Climate Investments Must Be Intentionally Anti-Displacement
Over the last few months, it’s become especially evident that the same improvements that make homes better able to withstand and recover from weather-related crises also makes them healthier and safer to live in when sheltering in place during a pandemic. By becoming more climate resilient, multifamily housing properties not only better serve residents, they become pillars in the overall system of community resilience infrastructure.
Still, we must proceed cautiously. Research commissioned by the Strong, Prosperous, and Resilient Communities Challenge shows that investments in climate adaptation and mitigation can unintentionally contribute to displacement of low-income households by raising property values and cost of living in the neighborhood.
Recognizing both the necessity and the potential risks of prioritizing lower-income renters of color in climate preparedness planning, plans to invest in climate resilient rental housing must be made as part of a broader community-led strategy.
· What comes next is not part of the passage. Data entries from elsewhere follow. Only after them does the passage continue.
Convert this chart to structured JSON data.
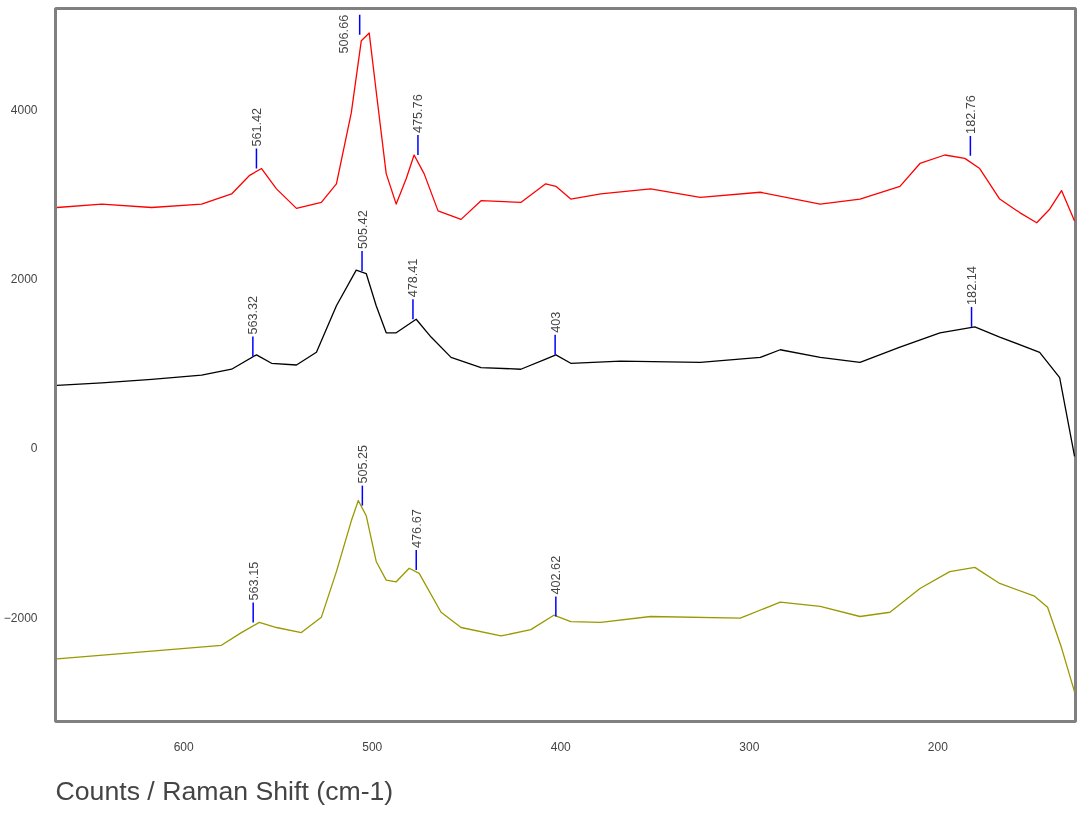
{
  "chart_data": {
    "type": "line",
    "xlabel": "Counts / Raman Shift (cm-1)",
    "xlim": [
      668,
      127
    ],
    "ylim": [
      -3230,
      5190
    ],
    "xticks": [
      600,
      500,
      400,
      300,
      200
    ],
    "yticks": [
      4000,
      2000,
      0,
      -2000
    ],
    "series": [
      {
        "color": "#ff0000",
        "x": [
          667.2,
          643.4,
          617,
          590.5,
          574.6,
          565,
          558.7,
          550.8,
          540.2,
          527,
          519,
          511.1,
          505.8,
          501.6,
          497.9,
          492.6,
          487.3,
          482,
          477.8,
          472.5,
          465.1,
          452.9,
          442.3,
          421.2,
          408,
          402.6,
          394.7,
          378.8,
          352.4,
          326,
          294.2,
          262.4,
          241.3,
          220.1,
          209.5,
          196.3,
          185.7,
          177.8,
          167.2,
          156.6,
          147.6,
          140.7,
          134.4,
          127.5
        ],
        "values": [
          2840,
          2880,
          2840,
          2880,
          3000,
          3220,
          3300,
          3060,
          2830,
          2900,
          3120,
          3960,
          4810,
          4900,
          4210,
          3240,
          2880,
          3180,
          3460,
          3240,
          2800,
          2700,
          2920,
          2900,
          3120,
          3090,
          2940,
          3000,
          3060,
          2960,
          3020,
          2880,
          2940,
          3090,
          3360,
          3460,
          3420,
          3300,
          2940,
          2780,
          2660,
          2820,
          3040,
          2680
        ]
      },
      {
        "color": "#000000",
        "x": [
          667.2,
          643.4,
          617,
          590.5,
          574.6,
          561.4,
          553.4,
          540.2,
          529.6,
          519,
          508.5,
          503.2,
          497.9,
          492.6,
          487.3,
          476.7,
          468.8,
          458.2,
          442.3,
          421.2,
          408,
          402.6,
          394.7,
          368.3,
          326,
          294.2,
          283.6,
          262.4,
          241.3,
          220.1,
          198.9,
          180.4,
          167.2,
          146,
          135.4,
          127.5
        ],
        "values": [
          740,
          770,
          810,
          860,
          930,
          1100,
          1000,
          980,
          1130,
          1680,
          2100,
          2060,
          1680,
          1360,
          1360,
          1520,
          1310,
          1070,
          950,
          930,
          1050,
          1100,
          1000,
          1025,
          1010,
          1070,
          1160,
          1070,
          1010,
          1190,
          1360,
          1430,
          1310,
          1130,
          830,
          -100
        ]
      },
      {
        "color": "#999900",
        "x": [
          667.2,
          617,
          580,
          569.4,
          559.9,
          550.8,
          537.6,
          527,
          519,
          511.1,
          507.4,
          503.2,
          497.9,
          492.6,
          487.3,
          480.4,
          475.1,
          463.5,
          452.9,
          431.7,
          415.9,
          403.7,
          394.7,
          378.8,
          352.4,
          304.8,
          283.6,
          262.4,
          241.3,
          225.4,
          209.5,
          193.7,
          180.4,
          167.2,
          148.7,
          141.8,
          134.4,
          127.5
        ],
        "values": [
          -2490,
          -2400,
          -2330,
          -2180,
          -2060,
          -2120,
          -2180,
          -2000,
          -1460,
          -860,
          -620,
          -800,
          -1340,
          -1560,
          -1580,
          -1420,
          -1480,
          -1940,
          -2120,
          -2220,
          -2145,
          -1975,
          -2050,
          -2060,
          -1990,
          -2010,
          -1820,
          -1870,
          -1990,
          -1940,
          -1660,
          -1460,
          -1410,
          -1600,
          -1750,
          -1880,
          -2360,
          -2880
        ]
      }
    ],
    "annotations": [
      {
        "text": "561.42",
        "x": 561.42,
        "y": 3300
      },
      {
        "text": "506.66",
        "x": 506.66,
        "y": 4880
      },
      {
        "text": "475.76",
        "x": 475.76,
        "y": 3460
      },
      {
        "text": "182.76",
        "x": 182.76,
        "y": 3450
      },
      {
        "text": "563.32",
        "x": 563.32,
        "y": 1080
      },
      {
        "text": "505.42",
        "x": 505.42,
        "y": 2090
      },
      {
        "text": "478.41",
        "x": 478.41,
        "y": 1520
      },
      {
        "text": "403",
        "x": 403,
        "y": 1100
      },
      {
        "text": "182.14",
        "x": 182.14,
        "y": 1430
      },
      {
        "text": "563.15",
        "x": 563.15,
        "y": -2060
      },
      {
        "text": "505.25",
        "x": 505.25,
        "y": -680
      },
      {
        "text": "476.67",
        "x": 476.67,
        "y": -1440
      },
      {
        "text": "402.62",
        "x": 402.62,
        "y": -1990
      }
    ]
  }
}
Those strategies must ensure that investments, including climate-related ones, strengthen the community rather than threaten it. Right now, more people in the U.S. than ever before are calling for the defunding of systems that perpetuate racism and a shift of those resources into Black communities. Low-income renters must be among the leaders in that collective visioning and action, and the resulting investments in housing must be made with a changing climate in mind. That way, we will all have homes where we can gather, shelter, plan, and recharge to transform the world in the years ahead.